Transcript
BROOKE GLADSTONE: Despite some very public media malfeasance and mea culpas, lately, it turns out that we in the press employ an ethical standard that is significantly higher than in most other professions. Really! No, really. That's according to a study co-authored by Renita Coleman, a professor of communications at Louisiana State University. Her findings refute the conventional wisdom that ranks reporters just above car salesmen. Renita Coleman is herself a former journalist, turned academic. Renita, welcome to On the Media.
RENITA COLEMAN: Thank you.
BROOKE GLADSTONE: Renita, either journalists really are ethical, or maybe we just test well. So, let's talk about the test. The one that you used was developed around 30 years ago and is composed of a number of hypothetical situations, right? And then there are questions about those situations. So, sketch out one of those scenarios.
RENITA COLEMAN: Yes, that's correct. There's six ethical situations that people are asked to solve, everything from should a man steal a drug for his wife, who will die without it, and the pharmacist, coldhearted as he is, won't give it to him, to you've been living next door to a model citizen for ten years, and then you find out that he's an escaped prisoner - should you turn him in? There's six of those. They're true dilemmas in the sense that there's no one right answer.
BROOKE GLADSTONE: So, how do you score the test?
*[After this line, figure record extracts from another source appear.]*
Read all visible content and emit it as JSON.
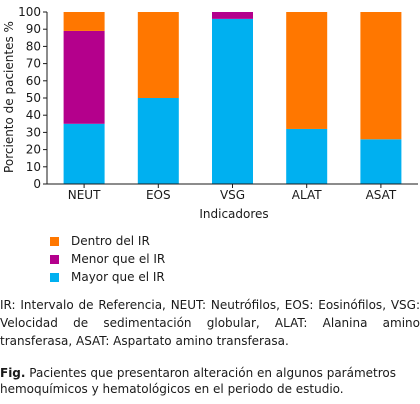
{
  "chart_data": {
    "type": "bar",
    "stacked": true,
    "categories": [
      "NEUT",
      "EOS",
      "VSG",
      "ALAT",
      "ASAT"
    ],
    "series": [
      {
        "name": "Mayor que el IR",
        "color": "#00b0f0",
        "values": [
          35,
          50,
          96,
          32,
          26
        ]
      },
      {
        "name": "Menor que el IR",
        "color": "#b4008c",
        "values": [
          54,
          0,
          4,
          0,
          0
        ]
      },
      {
        "name": "Dentro del IR",
        "color": "#ff7700",
        "values": [
          11,
          50,
          0,
          68,
          74
        ]
      }
    ],
    "xlabel": "Indicadores",
    "ylabel": "Porciento de pacientes %",
    "ylim": [
      0,
      100
    ],
    "yticks": [
      0,
      10,
      20,
      30,
      40,
      50,
      60,
      70,
      80,
      90,
      100
    ],
    "grid": false,
    "legend_position": "bottom-left"
  },
  "legend": [
    {
      "label": "Dentro del IR",
      "color": "#ff7700"
    },
    {
      "label": "Menor que el IR",
      "color": "#b4008c"
    },
    {
      "label": "Mayor que el IR",
      "color": "#00b0f0"
    }
  ],
  "note": {
    "text": "IR: Intervalo de Referencia, NEUT: Neutrófilos, EOS: Eosinófilos, VSG: Velocidad de sedimentación globular, ALAT: Alanina amino transferasa, ASAT: Aspartato amino transferasa."
  },
  "caption": {
    "label": "Fig.",
    "text": " Pacientes que presentaron alteración en algunos parámetros hemoquímicos y hematológicos en el periodo de estudio."
  }
}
RENITA COLEMAN: Well, we really are not as concerned with what you decide to do in the situation as in what kinds of things play an importance in your decision-making, so if you say that you're interested in what this means for society, but you want to balance individuals' rights, then that's a high-quality ethical reason. If you say, well, I'm going to do this because it will help my career, then that is not as high a quality ethical reason.
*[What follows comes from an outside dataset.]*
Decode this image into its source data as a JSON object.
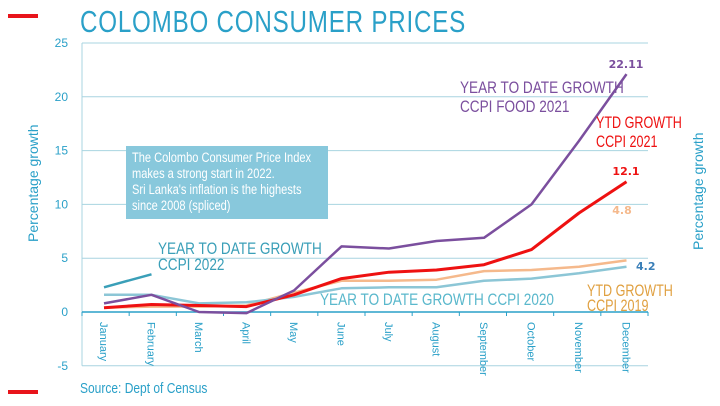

BROOKE GLADSTONE: Before, when I suggested that maybe we journalists test well, I was only partly kidding. Can it be that journalists are well-trained to sound ethical?
RENITA COLEMAN: No. Well, the psychologists who developed this test did a very good job. They have built in some checks and balances, to make sure that you can't, in their terms, "fake high." There are some statements in there that are written to sound important and to sound highly ethical.
BROOKE GLADSTONE: Give me an example.
RENITA COLEMAN: Whether the essence of living is more encompassing than the dignity of dying, I believe is one of them. There's one that's a euthanasia problem. And people will say, oh, that played a tremendous amount of importance in their ethical reasoning, and it's usually chosen by people who don't really understand that sentence, but they think oh, this must be one of the good ones. So, if you check too many of those, we purge you from the data.
BROOKE GLADSTONE: I'm encouraged that journalists performed so well, but now I want to know who fared better and who fared worse?
RENITA COLEMAN: Physicians, seminarians - they fared better. Philosophers fared better than journalists. Nurses, dentists, adults in general, graduate students did not do as well. Age and education are the two primary factors that are involved in higher-quality ethical reasoning. So, people who scored highly had, oh, PhD's or medical degrees. Most of our journalists have bachelor's degrees, so it was really an impressive finding.
BROOKE GLADSTONE: In fact, they scored higher than their education level might have suggested?
RENITA COLEMAN: That's correct.
BROOKE GLADSTONE: You didn't break this down according to religion?
RENITA COLEMAN: Religion correlates with high ethical reasoning, up to a point, and then, as people begin to be more religious, their ethical reasoning gets lower, so it's a curvilinear relationship. So, one of the findings is that relying too much on religious doctrine and rules can actually inhibit good quality ethical reasoning sometimes.
BROOKE GLADSTONE: That's fascinating.
RENITA COLEMAN: Yeah. And we're not the only ones who found that. There's been many studies that have been done that have come to the same conclusion.
BROOKE GLADSTONE: Did you learn anything about what it means to think like a journalist?
RENITA COLEMAN: Well, I think we did. We asked journalists if they had done any investigative reporting, and we found that that was correlated with higher-quality ethical reasoning. The whole point is to investigate and expose wrongdoing, so immediately you're making a moral judgment. It's not objective reporting the way beat reporting is. So, we hypothesized that journalists who have some experience with investigative reporting work have thought about moral questions and ethical questions in greater depth, and that has somehow taken them to a higher place.
BROOKE GLADSTONE: Well, Renita, thank you very much.
RENITA COLEMAN: Sure. Thank you.
BROOKE GLADSTONE: Renita Coleman is an assistant professor of communications at Louisiana State University.